Loiseau (Charles), son compatriote, est un des plus habiles jurisconsultes de la France, & a donné plusieurs ouvrages excellens sur des matieres de droit. Il est mort à Paris, en 1627, âgé de 63 ans. (D. J.)

SENSAL, adj. (Comm.) qu’on écrit plus ordinairement censal.

C’est ainsi qu’on appelle en Provence, en quelques

endroits d’Italie, & dans les Echelles du Levant, ce qu’on nomme ailleurs un courtier. Voyez Censal & Courtier.

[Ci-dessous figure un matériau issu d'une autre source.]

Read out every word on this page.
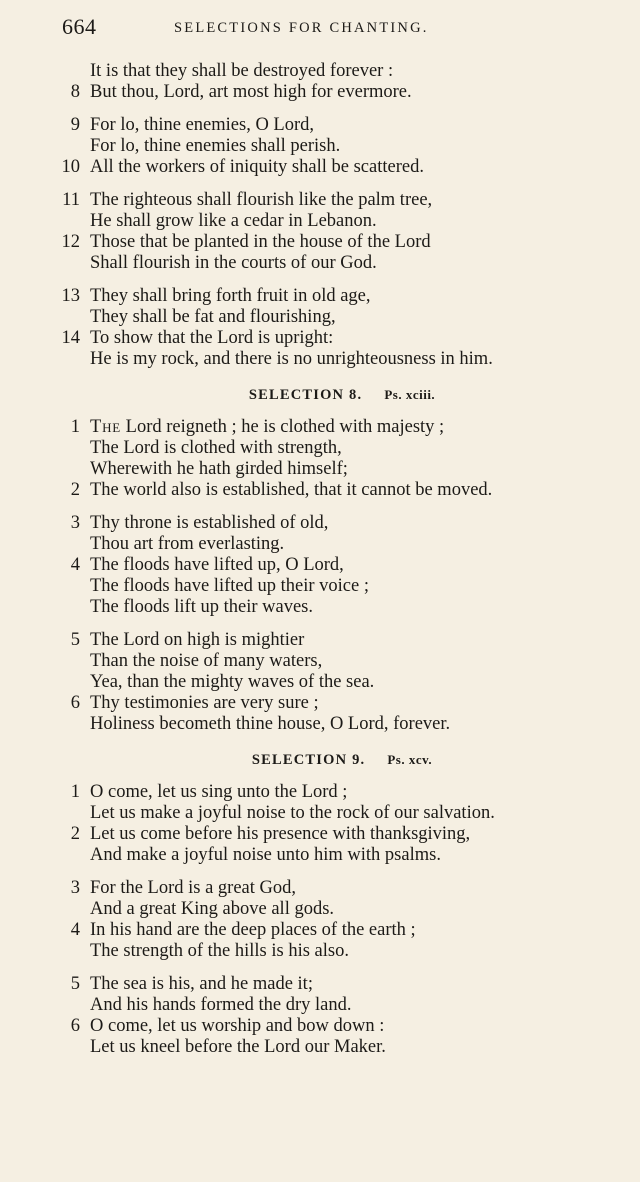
664	SELECTIONS FOR CHANTING.
It is that they shall be destroyed forever :
8 But thou, Lord, art most high for evermore.
9 For lo, thine enemies, O Lord,
For lo, thine enemies shall perish.
10 All the workers of iniquity shall be scattered.
11 The righteous shall flourish like the palm tree,
He shall grow like a cedar in Lebanon.
12 Those that be planted in the house of the Lord
Shall flourish in the courts of our God.
13 They shall bring forth fruit in old age,
They shall be fat and flourishing,
14 To show that the Lord is upright:
He is my rock, and there is no unrighteousness in him.
SELECTION 8. Ps. xciii.
1 The Lord reigneth ; he is clothed with majesty ;
The Lord is clothed with strength,
Wherewith he hath girded himself;
2 The world also is established, that it cannot be moved.
3 Thy throne is established of old,
Thou art from everlasting.
4 The floods have lifted up, O Lord,
The floods have lifted up their voice ;
The floods lift up their waves.
5 The Lord on high is mightier
Than the noise of many waters,
Yea, than the mighty waves of the sea.
6 Thy testimonies are very sure ;
Holiness becometh thine house, O Lord, forever.
SELECTION 9. Ps. xcv.
1 O come, let us sing unto the Lord ;
Let us make a joyful noise to the rock of our salvation.
2 Let us come before his presence with thanksgiving,
And make a joyful noise unto him with psalms.
3 For the Lord is a great God,
And a great King above all gods.
4 In his hand are the deep places of the earth ;
The strength of the hills is his also.
5 The sea is his, and he made it;
And his hands formed the dry land.
6 O come, let us worship and bow down :
Let us kneel before the Lord our Maker.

Tout le commerce de Livourne se fait par la voie des sensaux, dont les journaux font foi en justice. Ils sont tous italiens ou juifs, & paient au grand duc une taxe, plus ou moins forte, à proportion des affaires qu’ils ont faites pendant le cours de l’année. Dict. de Comm.

SENSATIONS, s. f. (Métaphysiq.) les sensations sont des impressions qui s’excitent en nous à l’occasion des objets extérieurs. Les philosophes modernes sont bien revenus de l’erreur grossiere qui revêtoit autrefois les objets qui sont hors de nous des diverses sensations que nous éprouvons à leur présence. Toute sensation est une perception qui ne sauroit se trouver ailleurs que dans un esprit, c’est-à-dire, dans une substance qui se sent elle-même, & qui ne peut agir ou pâtir sans s’en appercevoir immédiatement. Nos philosophes vont plus loin ; ils vous font très bien remarquer que cette espece de perception que l’on nomme sensation, est très-différente d’un côté de celle qu’on nomme idée, d’autre côté des actes de la volonté & des passions. Les passions sont bien des perceptions confuses qui ne représentent aucun objet ; mais ces perceptions se terminant à l’ame même qui les produit, l’ame ne les rapporte qu’à elle-même, elle ne s’apperçoit alors que d’elle-même, comme étant affectée de différentes manieres, telles que sont la joie, la tristesse, le desir, la haine & l’amour. Les sensations au contraire que l’ame éprouve en soi, elle les rapporte à l’action de quelque cause extérieure, & d’ordinaire elles amenent avec elles l’idée de quelque objet. Les sensations sont aussi très-distinguées des idées.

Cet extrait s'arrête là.